Ibnu Majah meriwayatkan hadis dari Abi Ahwash yang mengatakan, bahwa Rasulullah saw. pernah bersabda:
«وَلَهُنَّ عَلَيْكُمْ رِزْقُهُنَّ وَكِسْوَتُهُنَّ بِالْمَعْرُوفِ»
Ingatlah, bahwa hak mereka atas kalian adalah agar kalian berbuat baik kepada mereka dalam (memberikan) pakaian dan makanan. (HR Ibn Majah).
Ini
menunjukkan bahwa kebutuhan primer—ketika tidak terpenuhi dianggap
miskin—adalah sandang, papan, dan pangan. Hal-hal lain selain sandang,
papan dan pangan dianggap sebagai kebutuhan skunder; orang yang tidak
bisa memenuhinya (setelah kebutuhan-kebutuhan primernya sudah terpenuhi)

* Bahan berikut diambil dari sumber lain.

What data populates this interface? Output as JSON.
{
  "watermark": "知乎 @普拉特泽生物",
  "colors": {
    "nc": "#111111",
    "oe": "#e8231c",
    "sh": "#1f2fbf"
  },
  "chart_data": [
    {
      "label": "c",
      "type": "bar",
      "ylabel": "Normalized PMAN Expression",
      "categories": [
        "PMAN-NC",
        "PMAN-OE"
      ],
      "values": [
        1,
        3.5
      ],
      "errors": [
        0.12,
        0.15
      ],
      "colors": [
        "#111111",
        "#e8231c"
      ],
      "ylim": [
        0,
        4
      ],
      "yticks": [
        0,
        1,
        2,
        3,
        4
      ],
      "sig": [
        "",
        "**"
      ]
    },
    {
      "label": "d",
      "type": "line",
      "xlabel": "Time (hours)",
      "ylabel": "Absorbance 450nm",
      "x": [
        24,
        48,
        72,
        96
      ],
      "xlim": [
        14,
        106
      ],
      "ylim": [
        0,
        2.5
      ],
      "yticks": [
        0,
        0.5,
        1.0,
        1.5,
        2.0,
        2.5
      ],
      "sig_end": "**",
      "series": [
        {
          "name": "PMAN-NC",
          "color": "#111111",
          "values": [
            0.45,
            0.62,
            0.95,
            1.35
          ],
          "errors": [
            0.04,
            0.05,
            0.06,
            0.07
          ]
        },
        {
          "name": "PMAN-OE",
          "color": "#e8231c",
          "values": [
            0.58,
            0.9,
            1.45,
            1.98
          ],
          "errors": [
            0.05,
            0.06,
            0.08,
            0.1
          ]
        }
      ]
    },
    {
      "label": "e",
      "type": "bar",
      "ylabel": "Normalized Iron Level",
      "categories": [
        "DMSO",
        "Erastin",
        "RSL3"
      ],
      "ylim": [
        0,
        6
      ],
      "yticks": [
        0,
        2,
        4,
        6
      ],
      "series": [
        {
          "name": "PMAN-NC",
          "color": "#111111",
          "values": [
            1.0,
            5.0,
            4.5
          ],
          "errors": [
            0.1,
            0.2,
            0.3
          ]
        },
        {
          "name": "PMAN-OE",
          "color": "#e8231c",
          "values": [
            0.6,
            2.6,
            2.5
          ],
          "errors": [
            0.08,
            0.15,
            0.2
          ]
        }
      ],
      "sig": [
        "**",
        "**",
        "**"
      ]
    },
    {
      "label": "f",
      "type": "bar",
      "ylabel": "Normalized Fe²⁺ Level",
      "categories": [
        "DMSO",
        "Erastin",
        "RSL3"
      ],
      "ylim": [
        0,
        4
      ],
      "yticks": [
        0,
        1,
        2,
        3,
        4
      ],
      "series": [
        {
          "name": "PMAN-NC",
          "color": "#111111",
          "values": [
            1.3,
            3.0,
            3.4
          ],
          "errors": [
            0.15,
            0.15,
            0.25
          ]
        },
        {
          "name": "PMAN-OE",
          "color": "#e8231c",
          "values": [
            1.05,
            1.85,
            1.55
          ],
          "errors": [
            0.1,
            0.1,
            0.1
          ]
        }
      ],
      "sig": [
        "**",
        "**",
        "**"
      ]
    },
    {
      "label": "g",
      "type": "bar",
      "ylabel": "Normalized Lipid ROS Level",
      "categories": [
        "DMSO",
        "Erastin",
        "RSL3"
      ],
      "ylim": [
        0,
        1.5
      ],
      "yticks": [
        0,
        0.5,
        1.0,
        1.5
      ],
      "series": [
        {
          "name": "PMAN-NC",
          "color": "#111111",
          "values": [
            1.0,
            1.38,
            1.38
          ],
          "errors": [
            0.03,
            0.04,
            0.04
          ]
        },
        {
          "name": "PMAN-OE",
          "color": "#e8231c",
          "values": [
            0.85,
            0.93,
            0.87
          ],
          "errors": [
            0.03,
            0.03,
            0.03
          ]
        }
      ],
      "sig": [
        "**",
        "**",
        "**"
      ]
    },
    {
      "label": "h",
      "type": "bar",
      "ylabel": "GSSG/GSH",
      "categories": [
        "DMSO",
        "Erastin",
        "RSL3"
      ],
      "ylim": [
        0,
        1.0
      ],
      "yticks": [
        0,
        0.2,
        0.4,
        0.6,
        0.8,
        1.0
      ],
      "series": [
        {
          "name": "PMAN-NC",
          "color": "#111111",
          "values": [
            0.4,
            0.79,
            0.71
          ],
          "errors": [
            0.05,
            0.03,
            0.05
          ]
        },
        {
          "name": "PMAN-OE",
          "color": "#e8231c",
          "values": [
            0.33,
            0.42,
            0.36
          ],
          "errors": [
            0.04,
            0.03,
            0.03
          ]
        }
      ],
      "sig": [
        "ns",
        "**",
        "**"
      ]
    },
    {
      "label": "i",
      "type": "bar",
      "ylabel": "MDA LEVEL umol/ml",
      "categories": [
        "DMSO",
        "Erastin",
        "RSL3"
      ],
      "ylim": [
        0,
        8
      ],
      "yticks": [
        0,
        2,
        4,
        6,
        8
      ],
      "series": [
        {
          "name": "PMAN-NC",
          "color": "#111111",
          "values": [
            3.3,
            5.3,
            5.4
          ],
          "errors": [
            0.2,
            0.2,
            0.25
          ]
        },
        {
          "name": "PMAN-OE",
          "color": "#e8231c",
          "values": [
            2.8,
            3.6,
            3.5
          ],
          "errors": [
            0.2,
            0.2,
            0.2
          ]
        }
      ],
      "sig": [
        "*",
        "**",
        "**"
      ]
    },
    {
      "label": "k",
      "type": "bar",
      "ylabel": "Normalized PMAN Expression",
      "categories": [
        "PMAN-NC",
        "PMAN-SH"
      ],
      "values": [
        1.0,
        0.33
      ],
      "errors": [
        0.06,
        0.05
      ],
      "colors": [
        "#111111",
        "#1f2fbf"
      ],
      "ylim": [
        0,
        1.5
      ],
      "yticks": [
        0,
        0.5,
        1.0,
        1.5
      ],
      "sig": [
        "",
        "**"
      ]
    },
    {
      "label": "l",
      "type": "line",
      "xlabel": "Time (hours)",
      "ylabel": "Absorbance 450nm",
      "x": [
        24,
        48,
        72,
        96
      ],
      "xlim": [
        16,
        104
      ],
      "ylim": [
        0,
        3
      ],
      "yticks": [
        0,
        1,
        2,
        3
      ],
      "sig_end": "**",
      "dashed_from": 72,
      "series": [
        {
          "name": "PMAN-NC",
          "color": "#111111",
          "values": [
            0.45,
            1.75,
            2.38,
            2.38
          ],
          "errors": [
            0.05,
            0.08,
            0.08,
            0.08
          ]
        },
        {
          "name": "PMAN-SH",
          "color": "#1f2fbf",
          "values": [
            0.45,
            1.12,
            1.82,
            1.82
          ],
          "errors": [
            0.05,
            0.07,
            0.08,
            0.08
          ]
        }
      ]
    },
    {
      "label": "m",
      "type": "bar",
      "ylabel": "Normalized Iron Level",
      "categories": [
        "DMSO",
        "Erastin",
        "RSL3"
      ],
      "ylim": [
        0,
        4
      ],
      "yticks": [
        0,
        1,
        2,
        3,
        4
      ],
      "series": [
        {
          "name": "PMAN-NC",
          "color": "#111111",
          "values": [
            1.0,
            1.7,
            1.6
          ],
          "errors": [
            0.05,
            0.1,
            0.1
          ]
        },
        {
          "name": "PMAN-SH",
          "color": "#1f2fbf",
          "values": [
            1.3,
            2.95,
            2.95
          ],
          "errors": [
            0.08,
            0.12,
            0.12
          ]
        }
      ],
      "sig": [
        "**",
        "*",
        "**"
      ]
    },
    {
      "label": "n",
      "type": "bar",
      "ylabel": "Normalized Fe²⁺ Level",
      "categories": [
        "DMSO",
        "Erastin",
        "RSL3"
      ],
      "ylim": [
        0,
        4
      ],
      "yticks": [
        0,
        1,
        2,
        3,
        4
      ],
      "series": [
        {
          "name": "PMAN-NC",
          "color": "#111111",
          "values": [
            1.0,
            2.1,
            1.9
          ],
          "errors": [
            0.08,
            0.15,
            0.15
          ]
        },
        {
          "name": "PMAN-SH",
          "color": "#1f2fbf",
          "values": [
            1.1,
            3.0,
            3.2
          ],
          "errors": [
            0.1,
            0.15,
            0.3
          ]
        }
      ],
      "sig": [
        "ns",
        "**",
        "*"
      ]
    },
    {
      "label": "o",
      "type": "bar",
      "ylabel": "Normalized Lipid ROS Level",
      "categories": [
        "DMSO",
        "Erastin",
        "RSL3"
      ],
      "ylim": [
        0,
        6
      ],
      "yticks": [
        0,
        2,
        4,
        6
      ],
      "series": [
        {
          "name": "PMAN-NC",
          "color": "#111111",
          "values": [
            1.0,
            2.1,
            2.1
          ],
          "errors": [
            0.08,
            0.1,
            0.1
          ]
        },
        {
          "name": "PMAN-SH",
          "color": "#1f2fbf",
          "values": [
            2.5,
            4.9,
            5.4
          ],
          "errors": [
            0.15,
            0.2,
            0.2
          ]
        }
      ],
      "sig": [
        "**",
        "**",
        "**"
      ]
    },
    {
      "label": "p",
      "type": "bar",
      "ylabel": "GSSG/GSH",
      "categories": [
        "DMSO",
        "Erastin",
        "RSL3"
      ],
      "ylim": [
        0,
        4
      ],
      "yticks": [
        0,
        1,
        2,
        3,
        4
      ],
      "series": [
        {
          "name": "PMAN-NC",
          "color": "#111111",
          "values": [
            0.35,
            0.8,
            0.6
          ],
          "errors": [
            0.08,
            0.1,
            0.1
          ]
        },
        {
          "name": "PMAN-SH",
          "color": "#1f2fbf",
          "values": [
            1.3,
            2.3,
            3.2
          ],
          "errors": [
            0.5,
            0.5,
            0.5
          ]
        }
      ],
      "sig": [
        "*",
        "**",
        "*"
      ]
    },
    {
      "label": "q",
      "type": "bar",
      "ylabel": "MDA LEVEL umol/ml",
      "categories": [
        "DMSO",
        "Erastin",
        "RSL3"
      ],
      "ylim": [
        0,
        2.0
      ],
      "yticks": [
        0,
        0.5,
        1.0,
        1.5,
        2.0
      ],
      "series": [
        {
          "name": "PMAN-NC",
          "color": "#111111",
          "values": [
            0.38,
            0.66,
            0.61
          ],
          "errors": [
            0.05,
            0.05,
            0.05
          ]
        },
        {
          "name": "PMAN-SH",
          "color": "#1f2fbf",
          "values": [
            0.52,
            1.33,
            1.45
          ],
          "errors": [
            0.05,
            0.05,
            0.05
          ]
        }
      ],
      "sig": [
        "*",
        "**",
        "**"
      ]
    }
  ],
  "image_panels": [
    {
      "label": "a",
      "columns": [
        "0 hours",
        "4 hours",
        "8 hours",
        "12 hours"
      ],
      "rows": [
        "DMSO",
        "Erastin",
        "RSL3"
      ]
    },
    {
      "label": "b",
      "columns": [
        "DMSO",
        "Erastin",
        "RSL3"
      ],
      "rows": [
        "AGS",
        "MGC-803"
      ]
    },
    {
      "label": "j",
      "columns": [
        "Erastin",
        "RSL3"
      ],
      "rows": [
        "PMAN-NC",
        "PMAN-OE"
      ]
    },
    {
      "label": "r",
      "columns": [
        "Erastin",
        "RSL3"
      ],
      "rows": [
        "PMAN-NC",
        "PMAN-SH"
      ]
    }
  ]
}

tetap tidak bisa dianggap sebagai orang miskin.
Kemiskinan
adalah sumber kemunduran. Islam bahkan telah menjadikan kemiskinan itu
sebagai ancaman dari setan. Allah Swt. berfirman:
]الشَّيْطَانُ يَعِدُكُمُ الْفَقْرَ[
Setan menjanjikan (menakut-nakuti) kalian dengan kemiskinan. (QS al-Baqarah [2]: 268).
Islam
juga telah menganggap kemiskinan itu sebagai kelemahan sekaligus
menganjurkan agar kita mengasihi orang-orang miskin. (Lihat kembali: QS al-Hajj [22]: 28).
Islam
telah menjadikan terpenuhinya kebutuhan primer serta mengusahakannya
untuk orang yang tidak bisa memperolehnya adalah fardlu. Jika kebutuhan
primer tersebut bisa dipenuhi sendiri oleh seseorang, maka pemenuhan
tersebut menjadi kewajibannya. Namun, jika orang tersebut tidak bisa
memenuhinya sendiri, karena tidak mempunyai harta yang cukup atau karena
dia tidak bisa memperoleh harta yang cukup, maka syariah telah
menjadikan orang tersebut wajib ditolong oleh orang lain, sehingga dia
bisa memenuhi kebutuhan primernya.
Dalam hal ini, Islam bahkan telah merinci tatacara membantu orang seperti ini. Pertama: Islam mewajibkannya kepada kerabat terdekat yang memiliki hubungan darah. (Lihat: QS al-Baqarah [2]: 233).
Kedua:
Apabila orang tersebut tidak mempunyai sanak-kerabat yang wajib
menanggung nafkahnya, maka kewajiban memberikan nafkah kepada orang
tersebut dipindahkan kepada Baitul Mal, pada bagian zakat. Allah Swt.
berfirman:
]إِنَّمَا الصَّدَقَاتُ لِلْفُقَرَاءِ وَالْمَسَاكِينِ[
Zakat itu hanya diperuntukkan bagi orang-orang fakir dan miskin. (QS at-Taubah [9]: 60)
Ketiga:
Apabila bagian zakat dari Baitul Mal tersebut tidak mencukupi untuk
memenuhi kebutuhan para fakir miskin, maka negara wajib memberikan
nafkah kepada mereka dari bagian lain, dari Baitul Mal.
Keempat:
Jika di dalam Baitul Mal tidak terdapat harta sama sekali, maka negara
harus mewajibkan pajak atas harta orang-orang kaya, dan mengusahan pajak
tersebut untuk dinafkahkan kepada para fakir miskin. Sebab, dalam
keadaan demikian, kewajiban tersebut berlaku untuk seluruh kaum Muslim.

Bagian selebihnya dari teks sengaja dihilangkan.